Paylaş
Beyoğlu Kültür Yolu etkinlikleri kapsamında gerçekleşen sinema söyleşisine katılan Kerem Bürsin, kendisine “Amerika’daki setlerle Türkiye’deki setleri kıyaslarsan, aradaki en büyük fark ne” diye sorulunca şu cevabı verdi:
“Biz daha çalışkanız, disiplinliyiz. Ama onlar kendilerini bir şey sanmıyorlar desem anlar mısınız? Yani ‘dünyaları ben yarattım, burası benim setim kardeşim’ diye bağırmıyorlar.”
Haklı da bence. Mesela Keanu Reeves ayarında bir oyuncuyu Türkiye’de asla metroya binerken göremezsiniz.
Halit Ergenç ile Bergüzar Korel’i otobüste görmek isterseniz İngiltere’ye gitmeniz gerekir. Ancak Londra’da toplu taşımaya biniyorlar örneğin.
Aslında sektör içi bir özeleştiri... Şafak Sezer bu sözleri üzerine alındı, şöyle cevap verdi Bürsin’e:
“Türkiye’de öyle oyuncular, öyle kaliteli aktrisler var ki dünyaya taş çıkarırlar. 19 saat, 20 saat çalışıyorlar. Kerem Bürsin’in öyle kelimeleri kullanması için daha çok ekmek yemesi lazım.”
Dün kısaca değinmiştim, biraz daha açalım bu konuyu.
Bir kere mevzu, Türk oyuncuların yetenekleri ya da kalitesi değil.
Böyle bir şeyden bahsetmiyor zaten Kerem Bürsin.
Tam aksine Türk oyuncuların daha çalışkan olmak, daha disiplinli olmak gibi özelliklerine vurgu yapıyor.
Ama Batılı meslektaşlarıyla kıyaslandığında daha “burnu Kaf dağında” olduklarından dem vuruyor.
Bu kıyaslamayı yapmaya da hakkı var, çünkü hem İskoçya’dan Endonezya’ya, Birleşik Arap Emirlikleri’nden ABD’ye kadar birçok farklı ülkede yaşadı hem de Türk yapımlarında olduğu kadar Hollywood prodüksiyonlarında boy gösterdi.
Her iki ortamı da biliyor.
Konuşmak, fikrini, tespitlerini söylemek en doğal hakkı.
O anlamda bakarsak Şafak giderken, Kerem dönüyordu yani.
Zaten üniversite eğitimi de oyunculuk üzerine, Emerson College mezunu.
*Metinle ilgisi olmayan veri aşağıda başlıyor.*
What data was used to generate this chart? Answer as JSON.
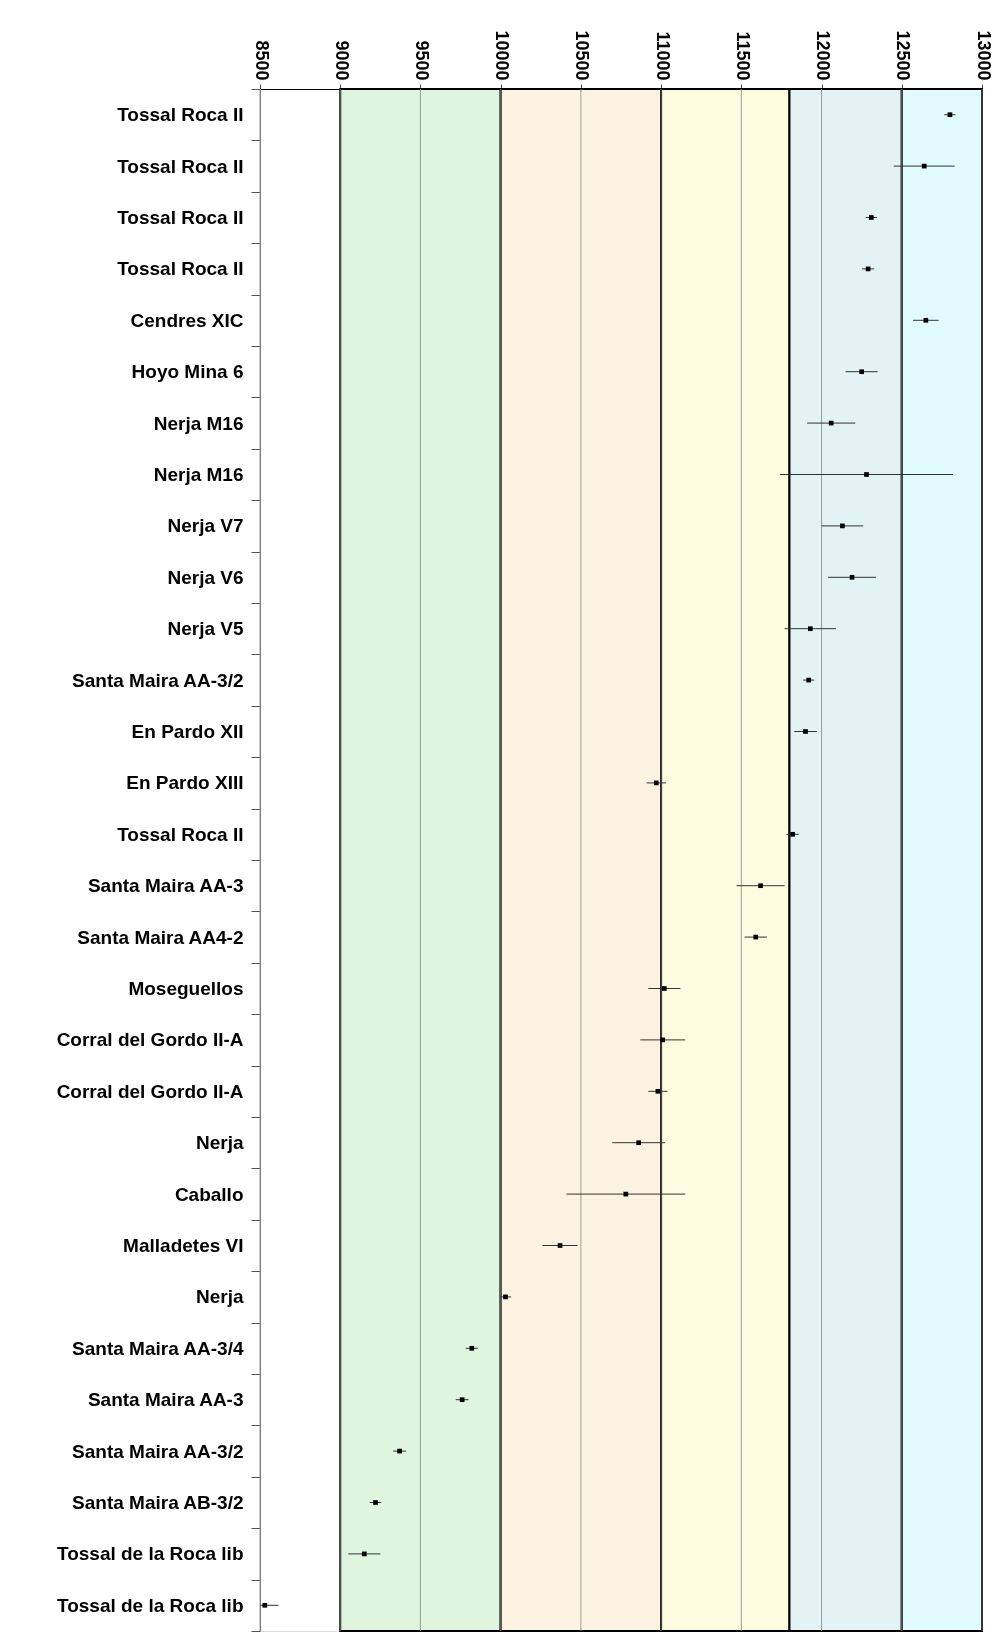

Daha lisedeyken ABD genelindeki liselerarası tiyatro yarışmasında en iyi erkek oyuncu seçildi.
Yani gençliğinden beri bu işlere kafa yoruyor.
O yüzden anlayamıyorum bu üstten bakışı. “Çok ekmek yemesi lazım” laflarını.
Ayrıca neye göre, kime göre?
Uluslararası popülariteye, Türkiye’deki popülariteye bakalım... Rol aldığı prodüksiyonların büyüklüğüne, aldığı ödüllere bakalım. Instagram hesaplarına, kazandıkları paralara, her neye bakarsak bakalım...
Kerem Bürsin, Şafak Sezer’i suya götürüp susuz getirebilir.
Yine de bir tepeden bakma, bir küçük görme, “daha çok ekmek yemesi lazım” diye öteleme...
“Türk oyuncular dünyaları ben yarattım diye geziyor” derken...
Kerem Bürsin tam da Şafak Sezer’i kastediyor olmalı.
Beyoğlu konseri
Isparta Gül Festivali’ndeki konseri valilik tarafından iptal edilen Melek Mosso, Kültür ve Turizm Bakanlığı’nın düzenlediği Beyoğlu Kültür Yolu Festivali’nde sahneye çıktı. Konserini verdi, şarkılarını söyledi, indi.
Ne dünyanın en mühim müzikal etkinliği oldu ne de dünya başımıza yıkıldı.
Sıradan, diğerleri gibi bir konserdi işte, geçti bitti.
Aynı şarkıcı, aynı ülke, aynı kanunlar ama bir yerde serbestken, diğer yerde sakıncalı, yasaklı.
Isparta’da da verseydi konserini, böyle gürültü patırtı olmasaydı, bu mevzu böyle gündemi işgal etmeseydi.
Ne olurdu yani?
O da aynı şekilde olup bitecekti, Allah bilir, haberimiz bile olmayacaktı böyle bir konserden.
Şahsen benim yoktu mesela, ne Gül Festivali kapsamında konserler verileceğinden ne de onlardan birinin Melek Mosso olduğundan.